Reopening Schools Was Just an Afterthought - The Atlantic

Reopening Bars Is Easy. Schools Are Difficult. - The Atlantic

Reopening Schools Was Just an Afterthought


If American society is going to take one major risk in the name of reopening, ideally it should be to send children back to school. This issue is personal for me. I have three kids, one in college and two in a local public high school. It’s now early July, and we still have no idea whether or how they will be returning to classes that, ordinarily, would resume just weeks from now. My children’s summer has been idle. They have no jobs and not much summer programming to keep them busy. I try to convince myself they aren’t missing out on much. Hey, I grew up in the ’80s, I think, and all we did during the summer was hang out at the beach. Most days, I make it to about 10 a.m. before I rouse them.
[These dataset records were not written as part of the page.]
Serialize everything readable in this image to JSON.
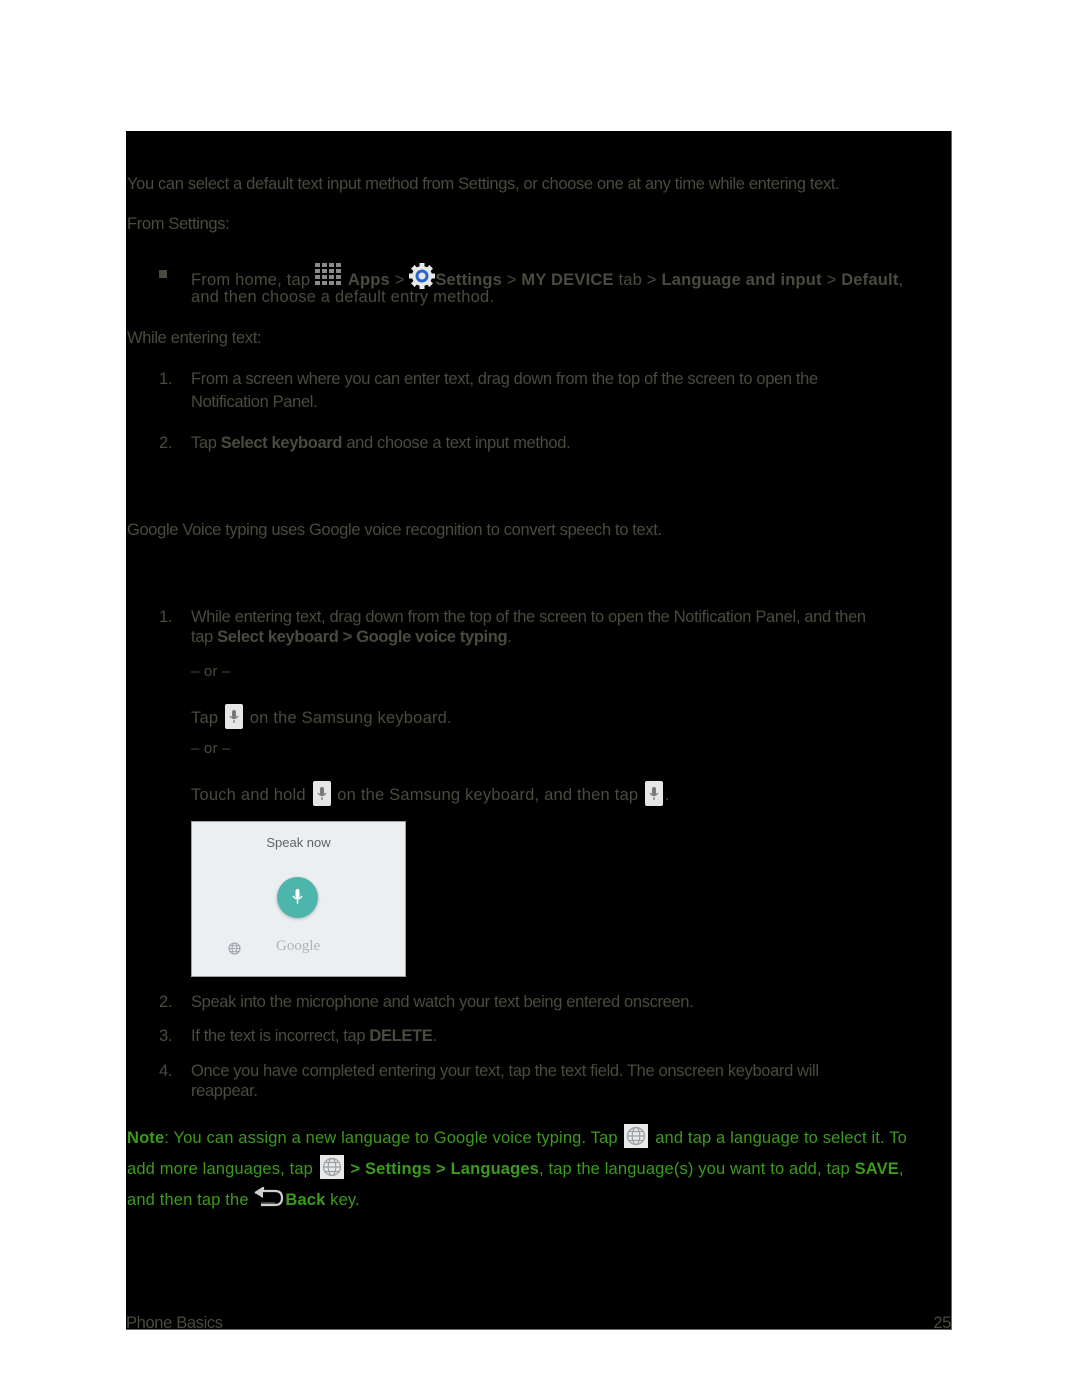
{
  "intro": "You can select a default text input method from Settings, or choose one at any time while entering text.",
  "from_settings": {
    "heading": "From Settings:",
    "bullet": {
      "pre": "From home, tap ",
      "apps": "Apps",
      "sep1": " > ",
      "settings": "Settings",
      "sep2": " > ",
      "my_device": "MY DEVICE",
      "tab": " tab > ",
      "lang": "Language and input",
      "sep3": " > ",
      "default": "Default",
      "end": ",",
      "line2": "and then choose a default entry method.",
      "apps_icon": "apps-grid-icon",
      "settings_icon": "settings-gear-icon"
    }
  },
  "while_entering": {
    "heading": "While entering text:",
    "steps": [
      {
        "num": "1.",
        "line1": "From a screen where you can enter text, drag down from the top of the screen to open the",
        "line2": "Notification Panel."
      },
      {
        "num": "2.",
        "pre": "Tap ",
        "bold": "Select keyboard",
        "post": " and choose a text input method."
      }
    ]
  },
  "voice": {
    "intro": "Google Voice typing uses Google voice recognition to convert speech to text.",
    "step1": {
      "num": "1.",
      "line1": "While entering text, drag down from the top of the screen to open the Notification Panel, and then",
      "pre": "tap ",
      "b1": "Select keyboard",
      "sep": " > ",
      "b2": "Google voice typing",
      "end": "."
    },
    "or1": "– or –",
    "tap_mic": {
      "pre": "Tap ",
      "post": " on the Samsung keyboard."
    },
    "or2": "– or –",
    "hold_mic": {
      "pre": "Touch and hold ",
      "mid": " on the Samsung keyboard, and then tap ",
      "end": "."
    },
    "speak_card": {
      "title": "Speak now",
      "brand": "Google",
      "accent": "#4db6ac"
    },
    "steps": [
      {
        "num": "2.",
        "text": "Speak into the microphone and watch your text being entered onscreen."
      },
      {
        "num": "3.",
        "pre": "If the text is incorrect, tap ",
        "bold": "DELETE",
        "post": "."
      },
      {
        "num": "4.",
        "line1": "Once you have completed entering your text, tap the text field. The onscreen keyboard will",
        "line2": "reappear."
      }
    ]
  },
  "note": {
    "label": "Note",
    "l1_pre": ": You can assign a new language to Google voice typing. Tap ",
    "l1_post": " and tap a language to select it. To",
    "l2_pre": "add more languages, tap ",
    "l2_sep": " > ",
    "settings": "Settings",
    "sep": " > ",
    "languages": "Languages",
    "l2_post": ", tap the language(s) you want to add, tap ",
    "save": "SAVE",
    "l2_end": ",",
    "l3_pre": "and then tap the ",
    "back": "Back",
    "l3_post": " key.",
    "color": "#3c9a1c"
  },
  "footer": {
    "section": "Phone Basics",
    "page": "25"
  }
}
I’m lucky, at least in comparison with working parents who have younger kids, because my teenagers are mostly coping and don’t need me—or want me—to keep them occupied. Our stresses as a family are merely those of inconvenience, and we still find our current situation unsustainable. Parents who have no control over their own work schedule are far worse off, as are younger children for whom an indefinite absence from the classroom holds many dangers—the mental-health and emotional risks of long-term isolation, the greater likelihood of abuse and neglect going undetected, the internet-access disparities that turn some of the most vulnerable students into virtual dropouts.
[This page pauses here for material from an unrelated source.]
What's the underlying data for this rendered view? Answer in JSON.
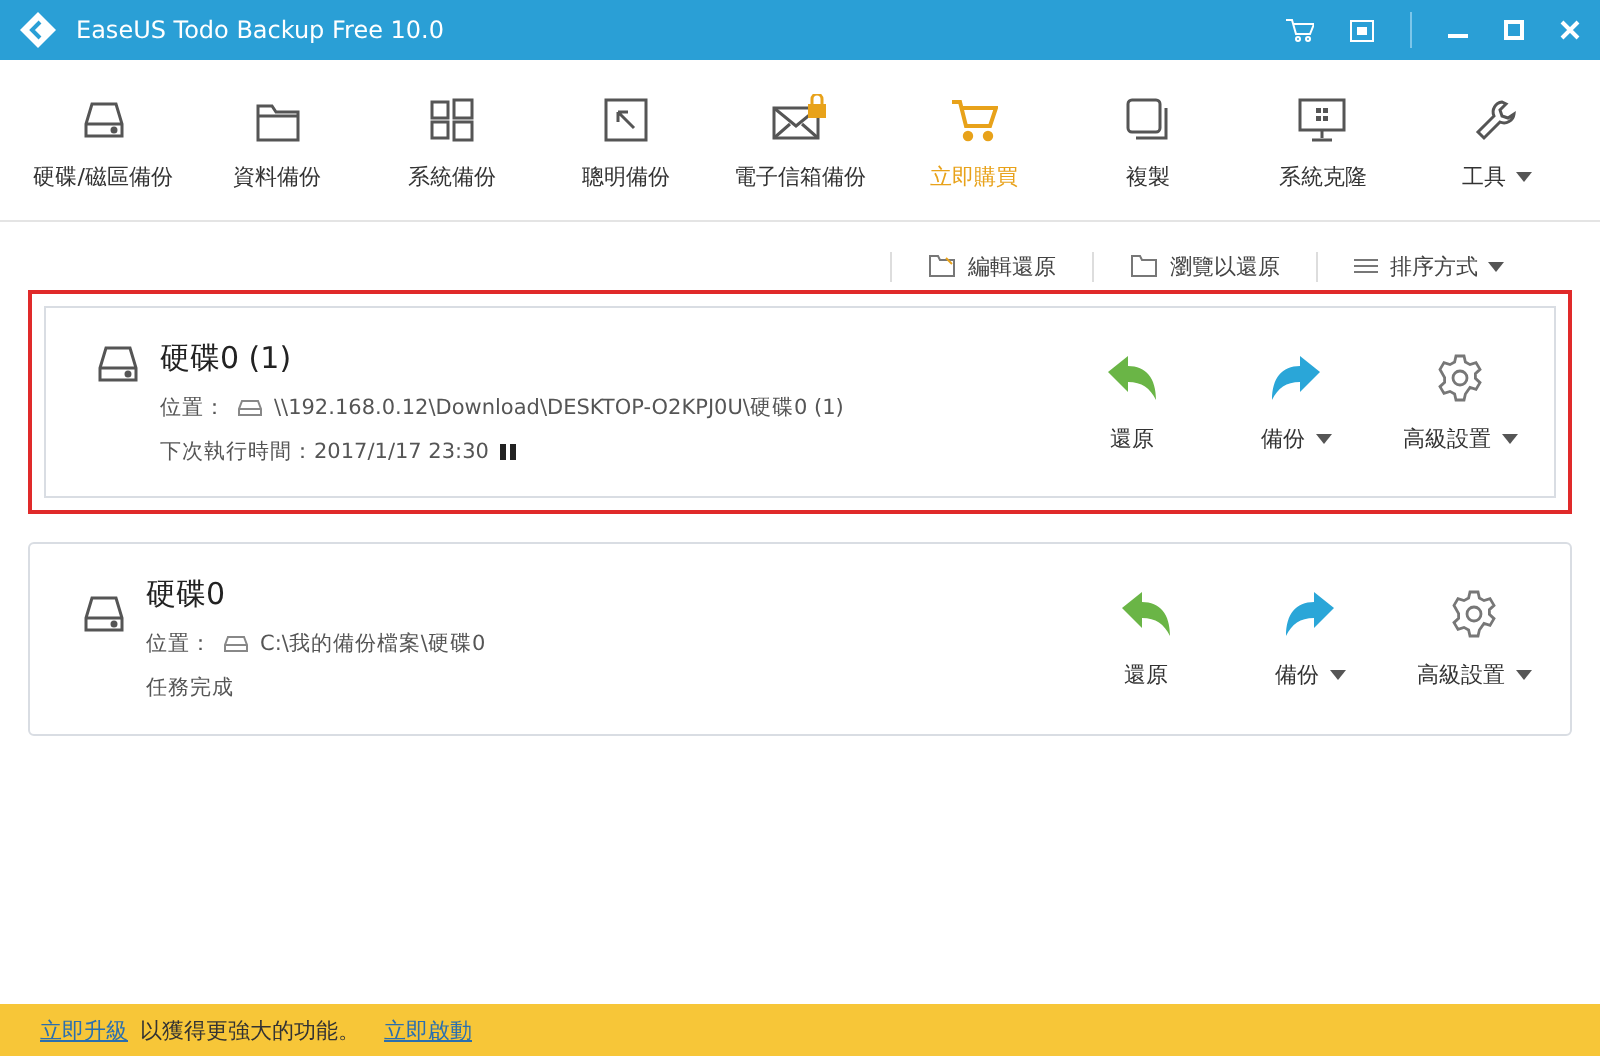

In the past week or so, more and more Americans have suddenly remembered that fall comes after summer. Recent headlines have heaped scorn upon the values of a society that seemingly prioritized inessential businesses over schools. “We Have to Focus on Opening Schools, Not Bars,” The New York Times declared. “Close the Bars. Reopen the Schools,” piece in Vox implored. The hashtag #schoolsbeforebars is trending.
Reopening indoor bars—closed spaces where wearing masks and maintaining social distancing are difficult—was clearly a mistake. Yet approximately zero public officials believe that letting adults drink is more important than educating kids, and any implication that reopening bars and reopening schools are roughly equivalent tasks badly understates the enormous barriers to the latter. From the government’s perspective, the only thing bars need is permission to reopen. Once they get it, owners and employees can go back to work, and the money starts flowing.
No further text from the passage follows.